しかし、職人、アーティスト、スポーツ愛好家、観光地のカフェ経営者など、全く異なる動機を持つ起業家が数多く存在する

-> これまで諸分野に散逸していた162本の研究を統合し、「ライフスタイル起業(Lifestyle Entrepreneurship)」というフレームワークを提示

<ライフスタイル起業とは?>
起業家自身がやりがいを感じる活動に従事するため、および/または、望む場所に住むために、新しいベンチャーを創造すること

-> 重要なのは、事業が富や所得を得るための手段ではなく、それ自体が目的である点

発見1:ライフスタイル起業の3類型

1. 表現駆動型 (Expression-driven):
芸術、工芸、デザインなどを通じた自己表現や創造性の発揮が目的

2. 活動駆動型 (Activity-driven):
スポーツ、農業、レクリエーションなど、特定の活動への情熱が原動力

3. 場所駆動型 (Location-driven):
観光地や田舎など、特定の場所でのライフスタイルを維持することが目的

発見2:ライフスタイル起業に共通する動機(先行要因)

1. 自律性への強い欲求:
「誰かの下で働きたくない」という思い

2. 情熱:
創造性、特定の活動、あるいは特定の場所への情熱が全ての原点

3. 現在の充足:
将来の富より「今、この活動をすること」を重視。
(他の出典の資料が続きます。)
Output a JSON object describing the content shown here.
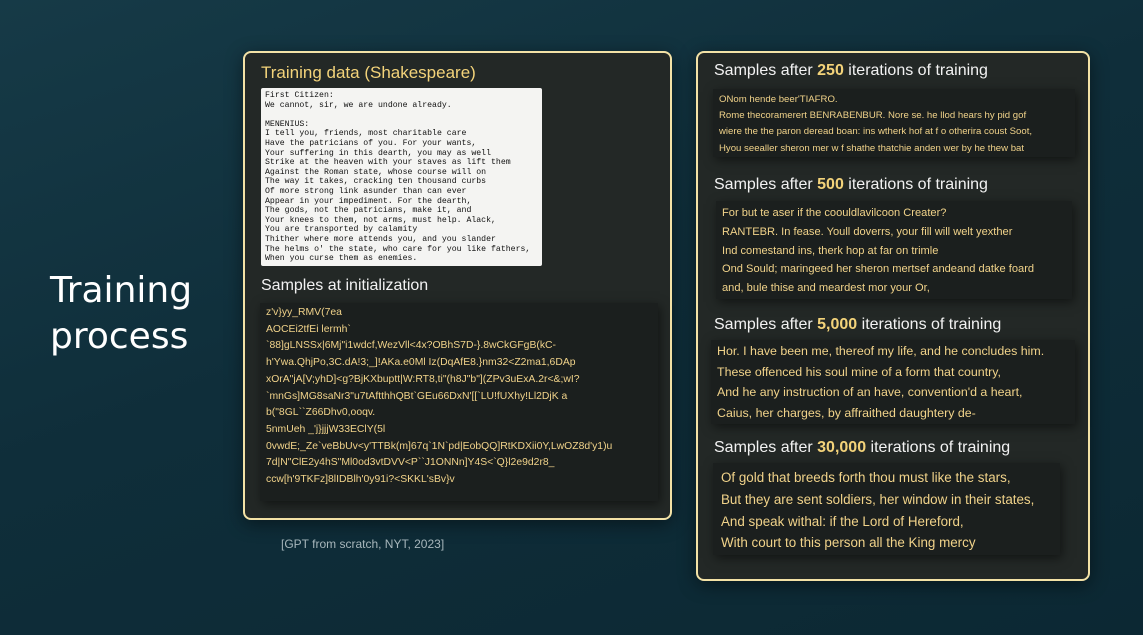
{
  "slide": {
    "title_line1": "Training",
    "title_line2": "process",
    "citation": "[GPT from scratch, NYT, 2023]"
  },
  "left_panel": {
    "training_heading": "Training data (Shakespeare)",
    "training_text": "First Citizen:\nWe cannot, sir, we are undone already.\n\nMENENIUS:\nI tell you, friends, most charitable care\nHave the patricians of you. For your wants,\nYour suffering in this dearth, you may as well\nStrike at the heaven with your staves as lift them\nAgainst the Roman state, whose course will on\nThe way it takes, cracking ten thousand curbs\nOf more strong link asunder than can ever\nAppear in your impediment. For the dearth,\nThe gods, not the patricians, make it, and\nYour knees to them, not arms, must help. Alack,\nYou are transported by calamity\nThither where more attends you, and you slander\nThe helms o' the state, who care for you like fathers,\nWhen you curse them as enemies.",
    "init_heading": "Samples at initialization",
    "init_lines": [
      "z'v}yy_RMV(7ea",
      "AOCEi2tfEi lermh`",
      "`88]gLNSSx|6Mj\"i1wdcf,WezVll<4x?OBhS7D-}.8wCkGFgB(kC-",
      "h'Ywa.QhjPo,3C.dA!3;_]!AKa.e0Ml Iz(DqAfE8.}nm32<Z2ma1,6DAp",
      "xOrA\"jA[V;yhD]<g?BjKXbuptt|W:RT8,ti\"(h8J\"b\"](ZPv3uExA.2r<&;wI?",
      "`mnGs]MG8saNr3\"u7tAftthhQBt`GEu66DxN'[[`LU!fUXhy!Ll2DjK a",
      "b(\"8GL``Z66Dhv0,ooqv.",
      "5nmUeh _'j}jjjW33EClY(5l",
      "0vwdE;_Ze`veBbUv<y'TTBk(m]67q`1N`pd|EobQQ]RtKDXii0Y,LwOZ8d'y1)u",
      "7d|N\"ClE2y4hS\"Ml0od3vtDVV<P``J1ONNn]Y4S<`Q}l2e9d2r8_",
      "ccw[h'9TKFz]8lIDBlh'0y91i?<SKKL'sBv}v"
    ]
  },
  "right_panel": {
    "sections": [
      {
        "prefix": "Samples after ",
        "number": "250",
        "suffix": " iterations of training",
        "lines": [
          "ONom hende beer'TIAFRO.",
          "Rome thecoramerert BENRABENBUR. Nore se. he llod hears hy pid gof",
          "wiere the the paron deread boan: ins wtherk hof at f o otherira coust Soot,",
          "Hyou seealler sheron mer w f shathe thatchie anden wer by he thew bat"
        ]
      },
      {
        "prefix": "Samples after ",
        "number": "500",
        "suffix": " iterations of training",
        "lines": [
          "For but te aser if the coouldlavilcoon Creater?",
          "RANTEBR. In fease. Youll doverrs, your fill will welt yexther",
          "Ind comestand ins, therk hop at far on trimle",
          "Ond Sould; maringeed her sheron mertsef andeand datke foard",
          "and, bule thise and meardest mor your Or,"
        ]
      },
      {
        "prefix": "Samples after ",
        "number": "5,000",
        "suffix": " iterations of training",
        "lines": [
          "Hor. I have been me, thereof my life, and he concludes him.",
          "These offenced his soul mine of a form that country,",
          "And he any instruction of an have, convention'd a heart,",
          "Caius, her charges, by affraithed daughtery de-"
        ]
      },
      {
        "prefix": "Samples after ",
        "number": "30,000",
        "suffix": " iterations of training",
        "lines": [
          "Of gold that breeds forth thou must like the stars,",
          "But they are sent soldiers, her window in their states,",
          "And speak withal: if the Lord of Hereford,",
          "With court to this person all the King mercy"
        ]
      }
    ]
  }
}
事業は未来のための手段ではなく、現在の目的そのもの

発見3:ライフスタイル起業に共通する行動

1. ワークライフ統合:
仕事と私生活の境界が曖昧。「好きなこと」が仕事なので、分ける必要がない

2. 協調 > 競争:
同じ価値観を持つ仲間との協力を重視する傾向

3. 直感的計画:
綿密な事業計画よりも、直感や価値観に基づいた意思決定を好む

4. ブリコラージュ:
手元にある資源を創造的に組み合わせて課題を解決

発見4:ライフスタイル起業がもたらす成果

個人的成果:
幸福感、満足感、自己成長

社会的成果:
伝統文化の維持・革新、ニッチ市場の創造、コミュニティの活性化、ユーザー・イノベーション

-> 経済的成長は限定的でも、社会文化的価値は大きい

まとめ

✅ ライフスタイル起業(LE)は、富や成長ではなく、活動・場所への情熱を動機とする重要な起業形態

✅ LEは「表現駆動型」「活動駆動型」「場所駆動型」の3つに大別

✅ 彼らの行動はワークライフ統合や協調性を特徴とし、成果は幸福感や文化貢献など多岐にわたる

書誌情報

Ivanycheva, D., Schulze, W. S., Lundmark, E., & Chirico, F. (2024). Lifestyle Entrepreneurship: Literature Review and Future Research Agenda. Journal of Management Studies.